%i or %d to print integer in C using printf()?

Question

They are completely equivalent when used with printf(). Personally, I prefer %d, it's used more often (should I say "it's the idiomatic conversion specifier for int"?).

(One difference between %i and %d is that when used with scanf(), then %d always expects a decimal integer, whereas %i recognizes the 0 and 0x prefixes as octal and hexadecimal, but no sane programmer uses scanf() anyway so this should not be a concern.)

I am just adding example here because I think examples make it easier to understand.

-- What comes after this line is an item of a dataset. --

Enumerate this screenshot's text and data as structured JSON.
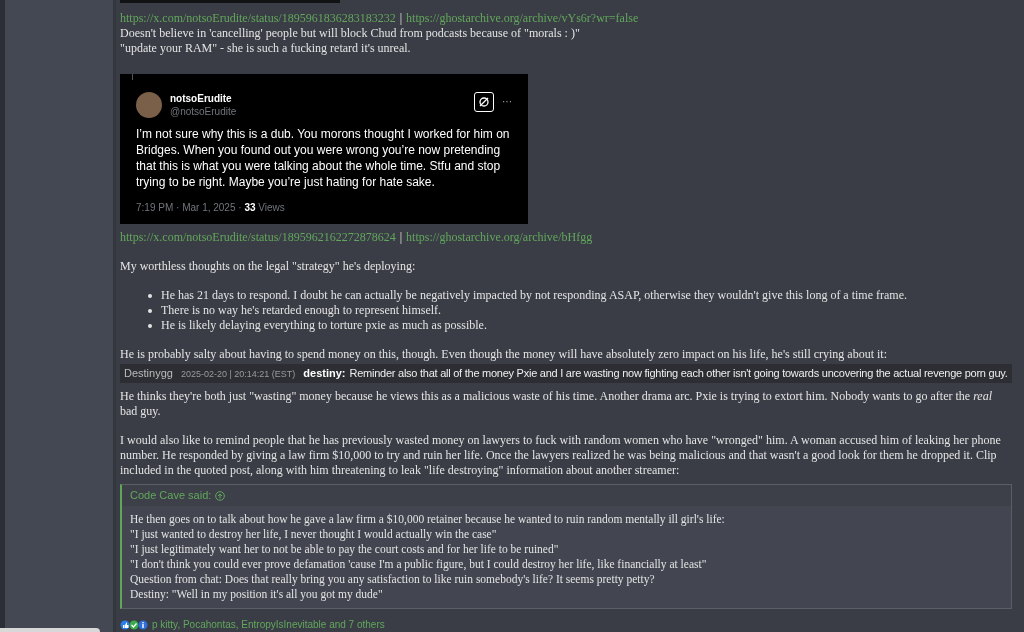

In printf() they behave identically so you can use any either %d or %i. But they behave differently in scanf().

For example:

int main()
{
    int num,num2;
    scanf("%d%i",&num,&num2);// reading num using %d and num2 using %i

    printf("%d\t%d",num,num2);
    return 0;
}

Output:

You can see the different results for identical inputs.

num:

We are reading num using %d so when we enter 010 it ignores the first 0 and treats it as decimal 10.

num2:

We are reading num2 using %i.

That means it will treat decimals, octals, and hexadecimals differently.

When it give num2 010 it sees the leading 0 and parses it as octal.

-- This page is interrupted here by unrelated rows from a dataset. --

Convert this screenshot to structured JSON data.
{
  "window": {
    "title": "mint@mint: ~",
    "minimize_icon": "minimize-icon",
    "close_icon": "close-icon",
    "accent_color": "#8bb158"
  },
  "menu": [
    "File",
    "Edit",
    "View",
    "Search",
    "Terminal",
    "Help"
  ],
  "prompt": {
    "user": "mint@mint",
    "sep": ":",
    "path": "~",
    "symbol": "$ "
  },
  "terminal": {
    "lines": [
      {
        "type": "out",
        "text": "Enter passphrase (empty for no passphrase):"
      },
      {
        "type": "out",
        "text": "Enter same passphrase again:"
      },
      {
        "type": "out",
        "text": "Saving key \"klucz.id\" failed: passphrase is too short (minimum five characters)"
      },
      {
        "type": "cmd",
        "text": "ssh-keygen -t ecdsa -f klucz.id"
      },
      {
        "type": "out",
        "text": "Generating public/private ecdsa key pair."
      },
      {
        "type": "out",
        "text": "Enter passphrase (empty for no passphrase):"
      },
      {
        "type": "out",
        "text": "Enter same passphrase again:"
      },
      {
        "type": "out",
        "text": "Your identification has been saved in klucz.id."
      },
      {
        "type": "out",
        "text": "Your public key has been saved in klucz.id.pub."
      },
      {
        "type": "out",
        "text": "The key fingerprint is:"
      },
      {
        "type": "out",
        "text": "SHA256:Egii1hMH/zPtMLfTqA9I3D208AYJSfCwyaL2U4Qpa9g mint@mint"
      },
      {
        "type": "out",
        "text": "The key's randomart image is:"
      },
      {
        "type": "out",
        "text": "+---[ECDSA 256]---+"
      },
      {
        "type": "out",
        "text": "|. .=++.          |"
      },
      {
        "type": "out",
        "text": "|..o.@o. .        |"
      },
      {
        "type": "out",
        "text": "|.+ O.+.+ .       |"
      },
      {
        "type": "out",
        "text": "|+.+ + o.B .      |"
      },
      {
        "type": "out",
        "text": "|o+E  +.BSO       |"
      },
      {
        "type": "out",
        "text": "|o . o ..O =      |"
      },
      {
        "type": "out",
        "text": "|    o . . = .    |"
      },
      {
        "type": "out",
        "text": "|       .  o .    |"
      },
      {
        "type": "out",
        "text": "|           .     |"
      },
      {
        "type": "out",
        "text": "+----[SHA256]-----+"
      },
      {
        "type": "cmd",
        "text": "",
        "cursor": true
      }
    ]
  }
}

When we print it using %d it prints the decimal equivalent of octal 010 which is 8.

d and i conversion specifiers behave the same with fprintf but behave differently for fscanf.

As some other wrote in their answer, the idiomatic way to print an int is using d conversion specifier.

Regarding i specifier and fprintf, C99 Rationale says that:

The %i conversion specifier was added in C89 for programmer convenience to provide symmetry with fscanf’s %i conversion specifier, even though it has exactly the same meaning as the %d conversion specifier when used with fprintf.

%d seems to be the norm for printing integers, I never figured out why, they behave identically.